エントリーモデルのG130では、低価格化と移行ツールの提供により導入しやすさが追求されている

 新モデルの税抜価格は、エントリーモデルのVSP G130が134万8000円から、最上位モデルのVSP F900が4132万6000円から。

顧客のフラッシュ移行を支援するサービス、JP1自動化対応ソフトも

 今回はストレージアレイ新製品だけでなく、顧客のフラッシュストレージへの移行を促す新しいサービスおよびソフトウェアも同時に発表されている。

 「データ容量最適化サービス」は、これまでハードディスクベースのストレージを利用してきた顧客に対し、独自シミュレーションツールを使って重複排除/圧縮の効果と移行後の必要容量を事前検証し、最適なモデル/ドライブ構成を提案するとともに、容量削減効果をあらかじめ保証するというもの。SLA的な保証契約となり、万が一、稼働後にその効果が得られなければ容量追加などの保障策も受けられる。

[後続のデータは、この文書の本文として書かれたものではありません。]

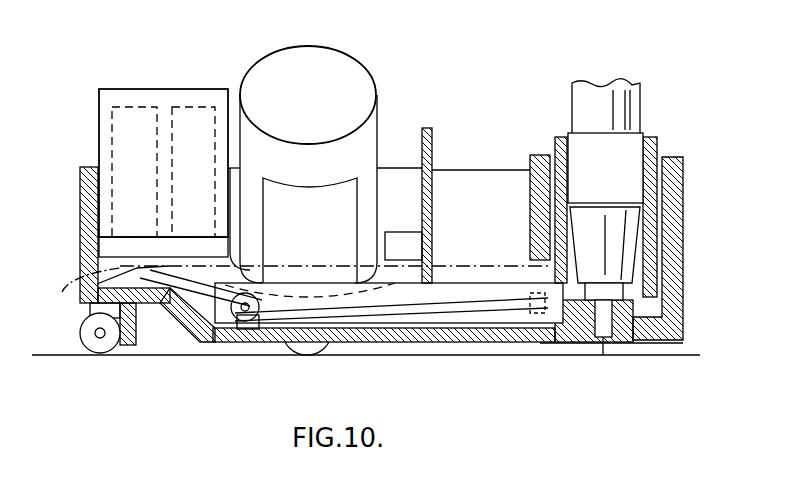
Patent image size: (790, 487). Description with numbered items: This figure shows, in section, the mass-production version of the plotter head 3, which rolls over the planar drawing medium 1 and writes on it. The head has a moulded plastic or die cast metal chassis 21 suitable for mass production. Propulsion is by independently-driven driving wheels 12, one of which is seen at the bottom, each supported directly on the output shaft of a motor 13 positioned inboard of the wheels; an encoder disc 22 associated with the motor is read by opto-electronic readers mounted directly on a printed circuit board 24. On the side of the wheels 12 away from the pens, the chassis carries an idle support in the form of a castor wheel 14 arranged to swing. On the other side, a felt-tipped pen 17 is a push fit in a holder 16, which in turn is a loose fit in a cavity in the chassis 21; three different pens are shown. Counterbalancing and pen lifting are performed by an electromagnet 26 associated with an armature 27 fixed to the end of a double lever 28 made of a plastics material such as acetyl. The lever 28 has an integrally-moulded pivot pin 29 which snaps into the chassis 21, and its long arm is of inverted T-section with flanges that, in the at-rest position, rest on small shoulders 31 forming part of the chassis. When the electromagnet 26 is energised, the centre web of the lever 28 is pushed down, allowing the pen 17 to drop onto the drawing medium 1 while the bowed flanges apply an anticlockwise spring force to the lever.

The drawing medium 1 is at (688, 355).
The plotter head 3 is at (683, 205).
The driving wheel 12 is at (325, 350).
The motor 13 is at (345, 70).
The castor wheel 14 is at (82, 333).
The holder 16 is at (650, 140).
The pen 17 is at (618, 155).
The chassis 21 is at (668, 276).
The encoder disc 22 is at (405, 231).
The printed circuit board 24 is at (432, 136).
The electromagnet 26 is at (132, 125).
The armature 27 is at (82, 287).
The double lever 28 is at (456, 292).
The pivot pin 29 is at (218, 340).
The shoulder 31 is at (512, 348).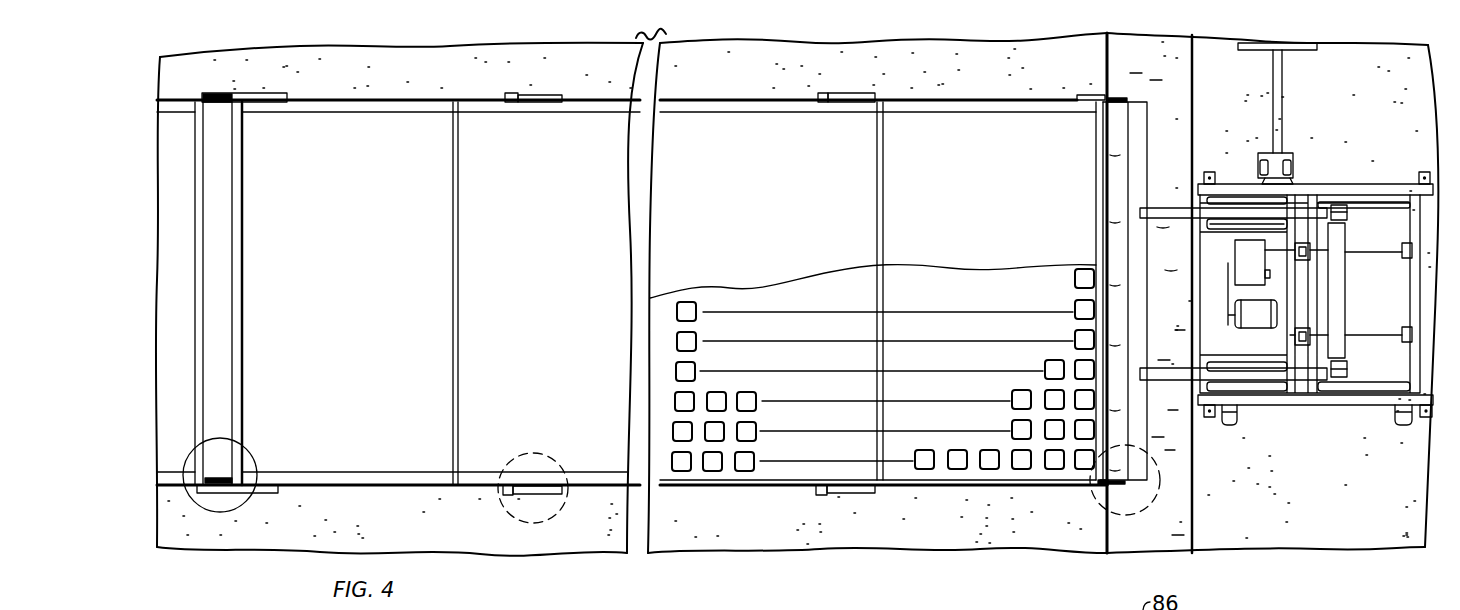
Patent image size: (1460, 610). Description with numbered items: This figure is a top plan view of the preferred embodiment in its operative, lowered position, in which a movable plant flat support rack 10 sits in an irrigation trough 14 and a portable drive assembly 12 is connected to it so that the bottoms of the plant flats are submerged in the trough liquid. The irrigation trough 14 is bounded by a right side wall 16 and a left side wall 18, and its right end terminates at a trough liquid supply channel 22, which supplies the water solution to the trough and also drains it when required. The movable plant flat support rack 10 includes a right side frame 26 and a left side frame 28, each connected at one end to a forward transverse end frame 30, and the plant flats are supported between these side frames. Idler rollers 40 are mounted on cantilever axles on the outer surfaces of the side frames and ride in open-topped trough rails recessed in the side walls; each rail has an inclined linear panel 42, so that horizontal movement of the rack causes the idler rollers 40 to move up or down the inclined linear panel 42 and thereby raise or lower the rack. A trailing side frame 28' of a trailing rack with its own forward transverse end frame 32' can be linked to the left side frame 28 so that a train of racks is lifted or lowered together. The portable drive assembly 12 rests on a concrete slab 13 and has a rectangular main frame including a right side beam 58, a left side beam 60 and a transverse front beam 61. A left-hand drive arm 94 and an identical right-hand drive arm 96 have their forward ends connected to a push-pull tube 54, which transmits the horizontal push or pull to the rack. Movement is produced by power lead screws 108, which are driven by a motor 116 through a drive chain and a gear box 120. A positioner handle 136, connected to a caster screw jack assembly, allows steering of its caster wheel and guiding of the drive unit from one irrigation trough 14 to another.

The irrigation trough 14 is at (222, 118).
The idler rollers 40 is at (512, 93).
The inclined linear panel 42 is at (549, 72).
The right side wall 16 is at (760, 120).
The right side frame 26 is at (1019, 107).
The push-pull tube 54 is at (1172, 120).
The positioner handle 136 is at (1277, 122).
The right side beam 58 is at (1341, 192).
The right-hand drive arm 96 is at (1185, 192).
The power lead screws 108 is at (1358, 228).
The gear box 120 is at (1240, 270).
The motor 116 is at (1258, 315).
The left-hand drive arm 94 is at (1178, 378).
The left side beam 60 is at (1330, 398).
The transverse front beam 61 is at (1415, 415).
The trough liquid supply channel 22 is at (1192, 540).
The concrete slab 13 is at (252, 437).
The forward transverse end frame 30 is at (242, 222).
The forward transverse end frame of trailing support rack 32' is at (241, 293).
The trailing side frame 28' is at (176, 455).
The left side frame 28 is at (398, 463).
The movable plant flat support rack 10 is at (553, 438).
The left side wall 18 is at (788, 474).
The portable drive assembly 12 is at (1100, 500).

重複排除/圧縮機能を備えるフラッシュストレージへの移行により、性能向上と容量削減の両方が実現するが、これまでは容量削減効果の見積もりが難しかった。日立の新サービスはその課題を解消する

 加えて、オールフラッシュストレージのスモールスタートを可能にする月額払いプログラムもスタートした。ビジネス成長に合わせてストレージ容量/性能を拡張していくことが可能で、この拡張処理は業務無停止で行うことができる。

 ストレージ運用管理の自動化/自律化を促進するために、新しいソフトウェア「Automatic Storage Operation for JP1」の提供も開始した。JP1コンテンツとして導入することで、ストレージ導入時の設定やVMwareのデータストア作成などの日常的な作業の手作業を削減する。

JP1/AO(Automatic Operation)対応コンテンツの提供により、ストレージ運用作業の自動化/自律化を促進する

 Automatic Storage Operation for JP1の税抜価格は34万円から(7月31日より提供開始)。またデータ容量最適化サービスについては個別見積もりとなっている。

今後の戦略、従量課金型など「サービス指向の事業強化」にも取り組む

 発表会に出席した同社 プロダクツビジネス本部 本部長の後藤照雄氏は、企業においてデータのビジネス活用に注目が集まるなかで、日立ではストレージ領域において「あらゆるデータへの随時・高速データアクセス」「投資の最適化」「システム運用の効率化」を目指すしていることを紹介。今回発表したフラッシュストレージ新モデル、容量最適化サービス、JP1ソフトウェアが、それぞれに対応するものであると説明した。

“データセンターモダナイゼーション”のビジョンに基づき、ストレージではこの3点を目標に掲げる

 また後藤氏は、今後の日立ストレージ事業が取り組んでいく戦略として「サービス指向の事業強化」を挙げた。競争力のあるストレージ製品の開発/販売という従来からの動きに加えて、たとえば「従量課金型でのストレージ販売」など、顧客のビジネス/IT課題に即したサービスメニューを強化していく方針を示した。そのほか「Software-Defined製品の市場投入」「クラウドオーケストレーションの推進」といった、成長分野における開発の強化にも取り組むと述べた。